Graças a Deus! Devia estar num bom estado de espírito.

- Quem é esse rapaz que você trouxe? - perguntou mamãe.

- O nome dele é Adam - disse Helen. - E sejam simpáticos com ele, porque vai fazer meu trabalho para a universidade.

Mamãe e eu começamos a organizar nossos traços faciais em expressões que eram ao mesmo tempo acolhedoras e compassivas. Outro pobre rapaz apaixonado por Helen. A vida dele estava acaba­da para todas as finalidades e objetivos. Seu futuro inteiro maculado e arruinado.

Tudo o que ele tinha à sua frente, agora, era uma existência de infelicidade e desespero, que passaria definhando pela bela Helen.

Mamãe e eu trocamos olhares. Como um cordeirinho que vai para o matadouro, pensávamos ambas.

Voltei a ralar o queijo e as juntas dos meus dedos.

- Essa é mamãe - disse a voz de Helen, obviamente apresentando o condenado Adam a mamãe.

(Fuja! Fuja para salvar sua vida! Escape, Adam, enquanto ainda pode - tive vontade de dizer a ele.)

- E aquela ali é Claire - continuou Helen. - Você sabe, aquela de quem lhe falei. A que tem um bebê.

Obrigada, Helen, sua cretina, pensei, por fazer minha vida parecer algum tipo de monótono drama suburbano, do gênero documento social.

Virei-me, disposta a sorrir para Adam, e estendi-lhe minha mão cheirando a parmesão e com as juntas em carne viva.

E levei certo choque.

Aquele não era um dos habituais jovens imaturos de Helen.

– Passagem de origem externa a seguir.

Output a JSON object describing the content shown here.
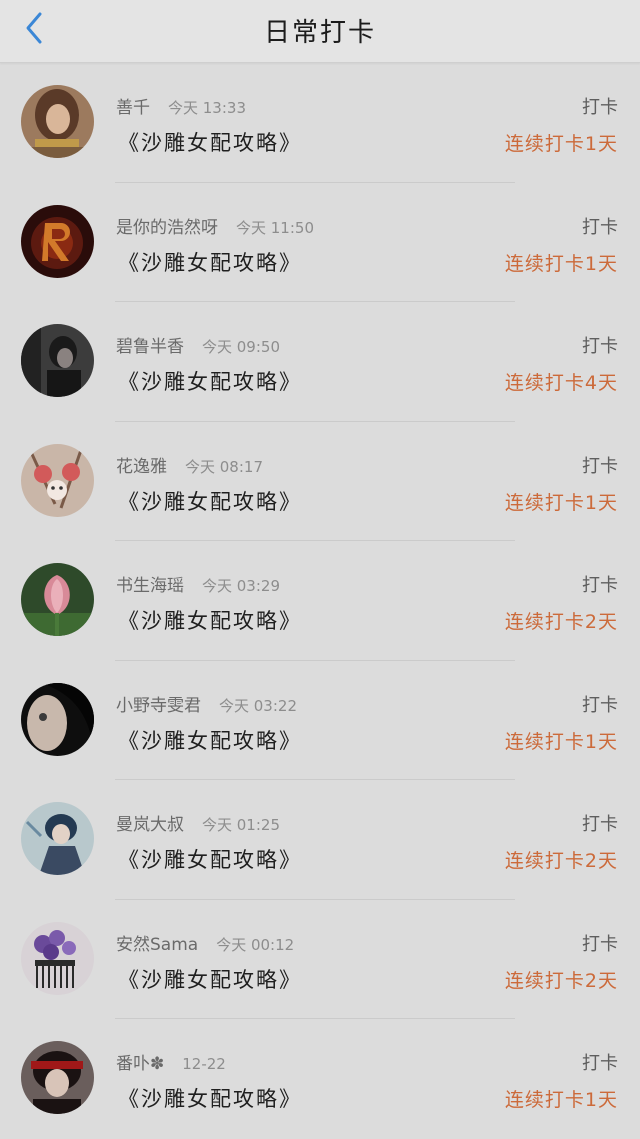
{
  "header": {
    "title": "日常打卡"
  },
  "items": [
    {
      "name": "善千",
      "time": "今天 13:33",
      "book": "《沙雕女配攻略》",
      "tag": "打卡",
      "streak": "连续打卡1天"
    },
    {
      "name": "是你的浩然呀",
      "time": "今天 11:50",
      "book": "《沙雕女配攻略》",
      "tag": "打卡",
      "streak": "连续打卡1天"
    },
    {
      "name": "碧鲁半香",
      "time": "今天 09:50",
      "book": "《沙雕女配攻略》",
      "tag": "打卡",
      "streak": "连续打卡4天"
    },
    {
      "name": "花逸雅",
      "time": "今天 08:17",
      "book": "《沙雕女配攻略》",
      "tag": "打卡",
      "streak": "连续打卡1天"
    },
    {
      "name": "书生海瑶",
      "time": "今天 03:29",
      "book": "《沙雕女配攻略》",
      "tag": "打卡",
      "streak": "连续打卡2天"
    },
    {
      "name": "小野寺雯君",
      "time": "今天 03:22",
      "book": "《沙雕女配攻略》",
      "tag": "打卡",
      "streak": "连续打卡1天"
    },
    {
      "name": "曼岚大叔",
      "time": "今天 01:25",
      "book": "《沙雕女配攻略》",
      "tag": "打卡",
      "streak": "连续打卡2天"
    },
    {
      "name": "安然Sama",
      "time": "今天 00:12",
      "book": "《沙雕女配攻略》",
      "tag": "打卡",
      "streak": "连续打卡2天"
    },
    {
      "name": "番卟✽",
      "time": "12-22",
      "book": "《沙雕女配攻略》",
      "tag": "打卡",
      "streak": "连续打卡1天"
    }
  ]
}
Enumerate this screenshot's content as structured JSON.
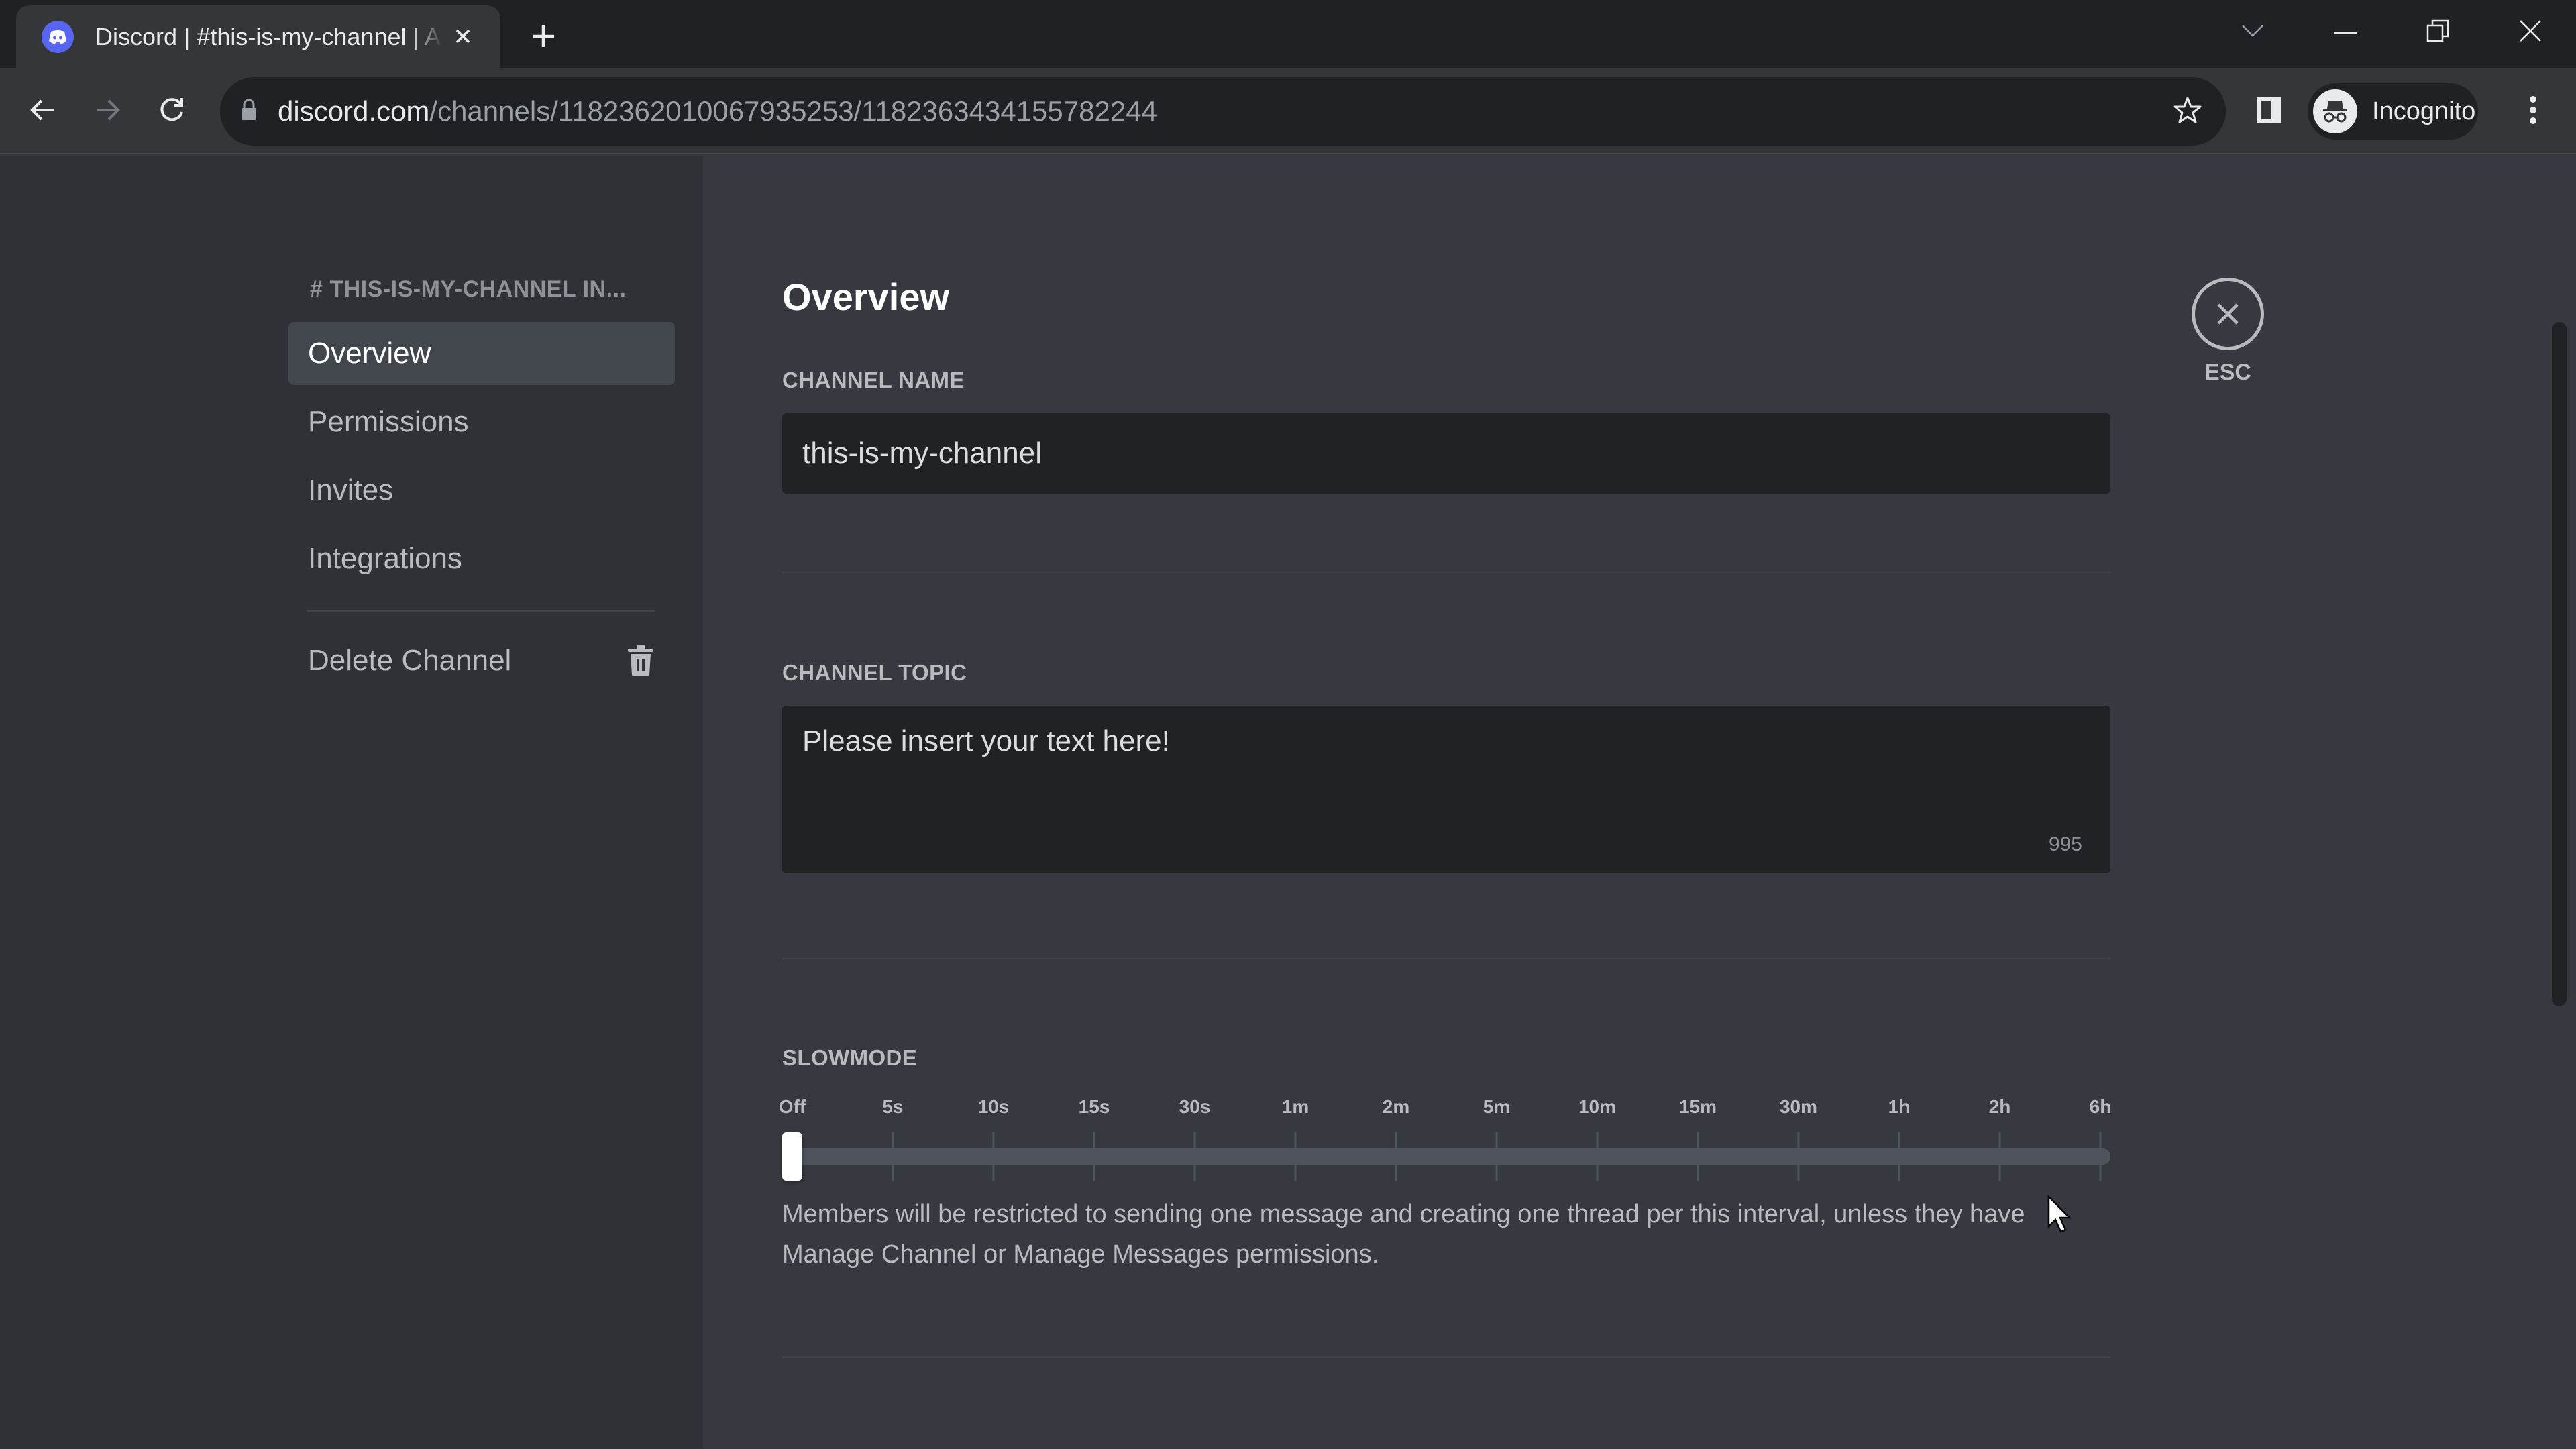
{
  "browser": {
    "tab_title": "Discord | #this-is-my-channel | A",
    "url_host": "discord.com",
    "url_path": "/channels/1182362010067935253/1182363434155782244",
    "profile_label": "Incognito",
    "icons": {
      "favicon": "discord-logo-icon",
      "tab_close": "close-icon",
      "new_tab": "plus-icon",
      "tab_search": "chevron-down-icon",
      "minimize": "minimize-icon",
      "restore": "restore-icon",
      "window_close": "close-icon",
      "back": "arrow-left-icon",
      "forward": "arrow-right-icon",
      "reload": "reload-icon",
      "lock": "lock-icon",
      "bookmark": "star-icon",
      "side_panel": "side-panel-icon",
      "incognito": "incognito-icon",
      "menu": "kebab-menu-icon"
    }
  },
  "sidebar": {
    "header": "# THIS-IS-MY-CHANNEL IN...",
    "items": [
      {
        "label": "Overview",
        "active": true
      },
      {
        "label": "Permissions",
        "active": false
      },
      {
        "label": "Invites",
        "active": false
      },
      {
        "label": "Integrations",
        "active": false
      }
    ],
    "delete_label": "Delete Channel",
    "delete_icon": "trash-icon"
  },
  "main": {
    "title": "Overview",
    "close_label": "ESC",
    "channel_name": {
      "label": "CHANNEL NAME",
      "value": "this-is-my-channel"
    },
    "channel_topic": {
      "label": "CHANNEL TOPIC",
      "value": "Please insert your text here!",
      "remaining_chars": "995"
    },
    "slowmode": {
      "label": "SLOWMODE",
      "options": [
        "Off",
        "5s",
        "10s",
        "15s",
        "30s",
        "1m",
        "2m",
        "5m",
        "10m",
        "15m",
        "30m",
        "1h",
        "2h",
        "6h"
      ],
      "selected_index": 0,
      "selected": "Off",
      "help_text": "Members will be restricted to sending one message and creating one thread per this interval, unless they have Manage Channel or Manage Messages permissions."
    }
  },
  "colors": {
    "brand": "#5865f2",
    "sidebar_bg": "#2f3136",
    "content_bg": "#36393f",
    "input_bg": "#202225",
    "active_item_bg": "#42464d"
  }
}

Aquele era realmente um homem.

Admito que jovem.

Mas, inegavelmente, um homem.

Mais de um metro e 80 de altura e muito sensual.

Pernas compridas. Braços musculosos. Olhos azuis. Maxilar quadrado. Belo sorriso.

Se tivéssemos um medidor de testosterona pendurado na parede da cozinha, o nível de mercúrio atravessaria o teto.

Eu me voltara exatamente a tempo de vê-lo dando a mamãe o aperto de mão mais firme da vida dela.

Ele então voltou sua atenção para mim. Pelo canto do olho, vi mamãe apertando sua mão esmagada e disfarçadamente examinan­do sua aliança, para ver se entortara com o forte aperto.

- Ah, olá - disse eu, sentindo-me nervosa e confusa. Fazia muito tempo que não encontrava uma concentração tão forte de masculinidade.

- Prazer em conhecê-la. - Ele sorriu para mim, segurando gen­tilmente minha mão sumida em sua mão imensa.

"Meu Deus", pensei, sentindo-me um pouco aturdida, "a gente começa a se sentir velha quando passa a notar como têm aspecto jovem todos os homens lindos."

Eu podia ouvir a voz de Helen, mas parecia vir de muito longe. Foi abafada pelo rugido do sangue em meu corpo, correndo para meu rosto e me fazendo corar como não acontecia desde os 15 anos.

- Falo sério - disse ela. - Há um cheiro terrível de vômito.

- Não é vômito - disse mamãe, com ar entendido. - É o cheiro do queijo carnegão. Você sabe, para o molho pesto.